Secrets, Shame, and Sorrow Part 3

 

I was always looking for someone to love me enough to fix the hole in my soul that perpetually blocked happiness and success. Instead of love, I attracted what I was familiar with and ended up marrying men like my father.  I became even more damaged and lonely. The hurts that I carried came from others so it was only natural to believe that the solutions could only come from someone taught to heal such wounds. I was in a therapist’s office staring at a poster of a whale’s tail arching upwards from an ocean splattered with the colors of a setting sun.

“How did you live through all of that?…I mean where did you find the strength to continue with so much horror around you?…Why didn’t you just give up?” She was studying my face with academic curiosity and puzzlement.”
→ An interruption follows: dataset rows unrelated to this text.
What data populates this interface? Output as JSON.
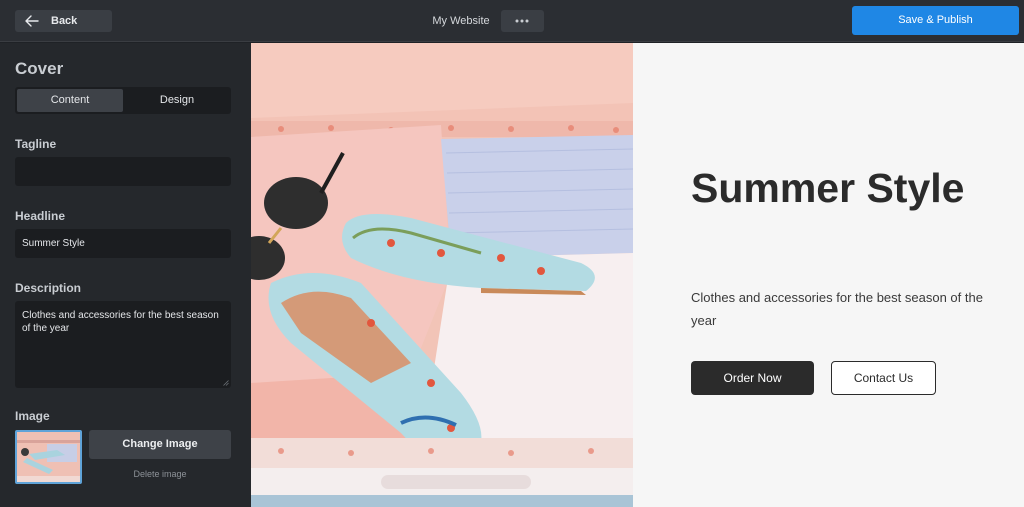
{
  "topbar": {
    "back_label": "Back",
    "site_title": "My Website",
    "publish_label": "Save & Publish"
  },
  "sidebar": {
    "section_title": "Cover",
    "tabs": [
      {
        "label": "Content",
        "active": true
      },
      {
        "label": "Design",
        "active": false
      }
    ],
    "tagline": {
      "label": "Tagline",
      "value": ""
    },
    "headline": {
      "label": "Headline",
      "value": "Summer Style"
    },
    "description": {
      "label": "Description",
      "value": "Clothes and accessories for the best season of the year"
    },
    "image": {
      "label": "Image",
      "change_label": "Change Image",
      "delete_label": "Delete image"
    }
  },
  "preview": {
    "headline": "Summer Style",
    "description": "Clothes and accessories for the best season of the year",
    "primary_button": "Order Now",
    "secondary_button": "Contact Us"
  },
  "colors": {
    "accent": "#1f87e5",
    "sidebar_bg": "#25282c",
    "dark_button": "#2b2b2b"
  }
}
My mind was instantly flooded with memories of the countless nights where I knew that I could not live one more moment with my pain. Pain that came from feeling so worthless and repulsive that I sometimes had to will myself to breathe. Pain that came from the agony of looking into the faces of so many people and not finding a single shred of humanity looking back at me. My body simply wanted to die all on its own in order to erase the unbearable images of those faces. But I always waited. I waited for that first light of day to leave me exhausted enough to sleep.

“I did try to kill myself a couple o’ times.” I felt my mouth twist into a smile about an experience never shared before. “I ate a bottle of aspirin once and washed it down with a bottle of white wine. Vomited blood all night…didn’t die.”

She continued to study my face as if I had given an incorrect answer. So I relented and told her the silly secret to my endurance.

“I guess what really saved me was this funny belief that if I died…then the very next day would have been the best ever…and I would miss it.”

She still didn’t seem to approve of my answer even though she went on to a different topic. That’s because she didn’t know my longing for one perfect, happy fairytale day! I had always felt that that day was slightly beyond one more sleepless troubled night. A miracle would be waiting! I just had to hold on one more night.

I had lots of those nights and only promises of that day. But I still held on.

I was in another office years ago with a wonderful local church leader. I shared my tears over the troubled past that I was fighting hard to be free from, and he listened just as he had before. He noted my discouragement and tenderly made promises just as he had before. He tried to lift me up by telling me lovely things just as he had before. Then he suddenly became a lost, lonely little boy, confused and sad and introspective. “I had something like that happen to me too…not as bad, but it was every night. I cried from the pain, but he wouldn’t stop.” He was obviously accustomed to his own buried secret hurts. As he gazed listlessly at the wall,  there was a tired, worn-out acceptance flooding the air that said it was just the way things were and nothing could ever be changed. He played listlessly with a pen and then the fabric on the sleeve of his suit jacket. “It was my father too. I guess that’s what makes it so hard to deal with.”

There was silence while I tried to digest the reality of what he had shared. I, who had suffered so much sexual abuse, had no idea how to comfort him. And so we sat in that silence. Two broken children quietly sitting in the ashes of our childhood. I went on to dream of my perfect fairytale day, and he committed suicide.

It’s hard to describe the dimensions of a wound that society has historically refused to acknowledge. In the past, sexual abuse was mostly grist for jokes and sordid stories. We were told to “Just get it behind you, and move on with your life!” But there was no life. Only a large gaping wound where a life should have been. With time, I have tried to define that wound. It is as if there is an inner cathedral in each one of us. A sacred, golden cathedral of light. It’s so sacred that it holds secrets to all that is divine within us. It has an alter that declares our divine, eternal worth. There are candles carefully placed around paintings and mirrors and gorgeous hand carved woodwork. It’s warm with peace and safety, and time is pulled out on a ribbon of forever with a knowing placed there with angel kisses and God’s own loving hand. And then, it’s all gone. Left in chaotic rubble. The golden beauty of it has been slashed and torn and burned. It’s no longer sacred, and it no longer has any safety or peace.

Healing begins with accepting the loss of the innocent child we once were. That child is gone and so is the adult we would have been. We might always be homesick for what was and could have been, but we still courageously walk into the rubble in spite of the pain to pick up a painting…and a candlestick, and a broken piece of a mirror. Those who vandalized will not be back to pick up a single nail. It’s up to us to make it beautiful again. The love that spontaneously rested there before can only be called back after we have taken one of those broken mirror pieces and gazed into it long enough to feel God’s love reflected back. That love is what is needed to make it sacred once more.

I heard one man grumble about the girls he had raped. “They just want to play the victim!”

We are not being “poor sports.” We are not “playing the victim.” We are not lying. We are not “looking for attention.” We are trying to describe an indescribable injury that has permanently altered us and destroyed the quality of our lives. We want to make sense out of the senseless. And we want to find that perfect, happy fairytale day.